Sevgili Romeo,

Kumsalda tam ikindin saatleri, deniz kıpırtısız. Kavurucu güneşten kaçıp gölgesinde uzandığım ardıç ağacından, arada bir deniz tarafından peydah olan esintiyle kurumuş pürler dökülüyor. Bir kaç metre ötemdeki denizin turkuazdan laciverde geçen çivit mavisi rengine, teknelerin pruvalarıyla suyu yararak oluşturdukları beyaz köpükten dalgalara, kıpırtısız denizin birdenbire ışıltılarla ürpermesine bakıyorum. Dünya kurulduğundan beri bu deniz burada mıdır acaba diyorum, bu kumsal, bu sedir ağaçları, bu keçilerin çıngıraklarıyla gezindiği kekik kokulu boz tepeler, kim bilir ne kadar zamandan beri buradalar? Bu rüzgar hep böyle mi esti, denizin altında ışıl ışıl süzülen bu gümüş balıklar burayı hep yurdu mu bildi? Ay ışığı hep böyle mi yakamoz oldu geceleri denize, bu yıldızlar hep böyle mi ışıdı bu gökyüzünde? Ölümsüz olduklarını bildikleri için mi bu kadar sakin ve telaşsızlar? Gelip geçen yalnızca biz miyiz?

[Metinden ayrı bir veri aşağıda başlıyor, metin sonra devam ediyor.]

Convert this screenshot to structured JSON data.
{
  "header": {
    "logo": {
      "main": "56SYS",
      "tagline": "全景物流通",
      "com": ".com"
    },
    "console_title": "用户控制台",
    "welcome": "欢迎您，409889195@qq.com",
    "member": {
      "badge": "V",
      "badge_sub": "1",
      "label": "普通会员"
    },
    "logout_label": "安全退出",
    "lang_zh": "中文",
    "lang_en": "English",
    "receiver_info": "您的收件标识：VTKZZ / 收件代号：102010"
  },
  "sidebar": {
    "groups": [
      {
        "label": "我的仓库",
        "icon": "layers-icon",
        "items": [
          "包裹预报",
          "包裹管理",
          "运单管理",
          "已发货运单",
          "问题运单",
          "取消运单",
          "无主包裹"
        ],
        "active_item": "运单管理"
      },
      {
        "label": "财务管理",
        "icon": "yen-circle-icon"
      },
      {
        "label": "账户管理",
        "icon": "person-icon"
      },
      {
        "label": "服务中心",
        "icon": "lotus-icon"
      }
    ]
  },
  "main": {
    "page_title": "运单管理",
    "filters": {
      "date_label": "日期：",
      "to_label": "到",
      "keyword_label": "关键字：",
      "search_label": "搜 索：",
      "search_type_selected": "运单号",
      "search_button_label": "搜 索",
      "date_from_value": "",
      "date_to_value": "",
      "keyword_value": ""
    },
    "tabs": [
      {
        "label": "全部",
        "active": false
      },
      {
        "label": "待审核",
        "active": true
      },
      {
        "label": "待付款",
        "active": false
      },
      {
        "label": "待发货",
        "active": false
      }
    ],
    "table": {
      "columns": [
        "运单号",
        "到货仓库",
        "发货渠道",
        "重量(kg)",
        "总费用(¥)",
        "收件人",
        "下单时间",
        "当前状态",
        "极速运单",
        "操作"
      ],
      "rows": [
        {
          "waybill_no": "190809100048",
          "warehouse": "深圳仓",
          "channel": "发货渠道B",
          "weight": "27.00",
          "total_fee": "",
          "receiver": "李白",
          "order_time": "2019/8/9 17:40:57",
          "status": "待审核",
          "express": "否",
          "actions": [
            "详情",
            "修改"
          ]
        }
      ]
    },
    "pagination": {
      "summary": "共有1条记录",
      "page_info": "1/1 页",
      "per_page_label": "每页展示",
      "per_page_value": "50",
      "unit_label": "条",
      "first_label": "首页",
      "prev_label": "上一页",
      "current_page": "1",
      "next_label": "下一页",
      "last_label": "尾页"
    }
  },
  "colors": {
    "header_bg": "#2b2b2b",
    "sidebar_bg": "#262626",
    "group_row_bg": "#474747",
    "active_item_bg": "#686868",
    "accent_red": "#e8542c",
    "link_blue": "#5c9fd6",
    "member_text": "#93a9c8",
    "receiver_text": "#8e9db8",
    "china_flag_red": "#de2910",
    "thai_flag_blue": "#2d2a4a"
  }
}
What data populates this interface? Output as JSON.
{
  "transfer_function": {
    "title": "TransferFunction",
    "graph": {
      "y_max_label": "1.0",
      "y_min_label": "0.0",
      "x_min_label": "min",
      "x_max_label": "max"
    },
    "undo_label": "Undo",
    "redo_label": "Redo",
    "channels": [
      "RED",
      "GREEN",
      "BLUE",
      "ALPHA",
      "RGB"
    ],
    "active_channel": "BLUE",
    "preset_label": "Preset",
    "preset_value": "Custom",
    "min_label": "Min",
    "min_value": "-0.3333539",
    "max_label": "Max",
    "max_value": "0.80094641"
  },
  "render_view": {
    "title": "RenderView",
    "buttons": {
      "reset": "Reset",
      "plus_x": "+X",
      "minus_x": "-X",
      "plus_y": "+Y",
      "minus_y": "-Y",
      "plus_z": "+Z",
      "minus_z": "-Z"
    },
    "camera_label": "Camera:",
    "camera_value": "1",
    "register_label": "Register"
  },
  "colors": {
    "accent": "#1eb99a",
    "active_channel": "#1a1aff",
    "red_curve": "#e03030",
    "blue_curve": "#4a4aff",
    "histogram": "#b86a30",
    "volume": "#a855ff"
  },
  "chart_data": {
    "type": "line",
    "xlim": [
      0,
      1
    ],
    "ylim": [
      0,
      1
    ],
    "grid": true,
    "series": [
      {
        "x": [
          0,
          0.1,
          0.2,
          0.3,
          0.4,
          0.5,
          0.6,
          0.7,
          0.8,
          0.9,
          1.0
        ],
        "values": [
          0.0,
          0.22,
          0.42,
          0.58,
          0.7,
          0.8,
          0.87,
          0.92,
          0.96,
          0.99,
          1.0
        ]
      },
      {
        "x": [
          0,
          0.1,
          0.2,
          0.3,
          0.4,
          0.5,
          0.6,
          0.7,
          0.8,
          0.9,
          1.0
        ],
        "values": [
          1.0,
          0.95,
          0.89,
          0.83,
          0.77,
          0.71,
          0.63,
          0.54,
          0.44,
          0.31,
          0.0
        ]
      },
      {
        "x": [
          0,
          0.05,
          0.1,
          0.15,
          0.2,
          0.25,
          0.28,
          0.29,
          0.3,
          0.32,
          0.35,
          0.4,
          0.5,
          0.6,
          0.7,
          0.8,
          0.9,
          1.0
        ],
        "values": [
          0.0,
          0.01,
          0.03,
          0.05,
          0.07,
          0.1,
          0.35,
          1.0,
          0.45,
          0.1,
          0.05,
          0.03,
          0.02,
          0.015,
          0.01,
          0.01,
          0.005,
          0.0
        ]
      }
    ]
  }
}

Sanırım ben bu gelip geçici olma fikrini seviyorum, ölümsüz olsaydık zaman bu denli değerli olur muydu, sevinçlerimiz ve acılarımız bizi böyle ele geçirebilir miydi, bilemiyorum. Ölümün olmadığı yerde her şey anlamını yitirebilirdi, insanın kendini gerçekleştirme çabası, varoluşun hezeyanları, hayaller, yarınlara dair umutlar, hatta belki ne memleket hasreti kalırdı ne bir sevgiliye duyulan özlem. Kim bilir, belki seni bir daha göremeyecek olmak bile üzmezdi beni. 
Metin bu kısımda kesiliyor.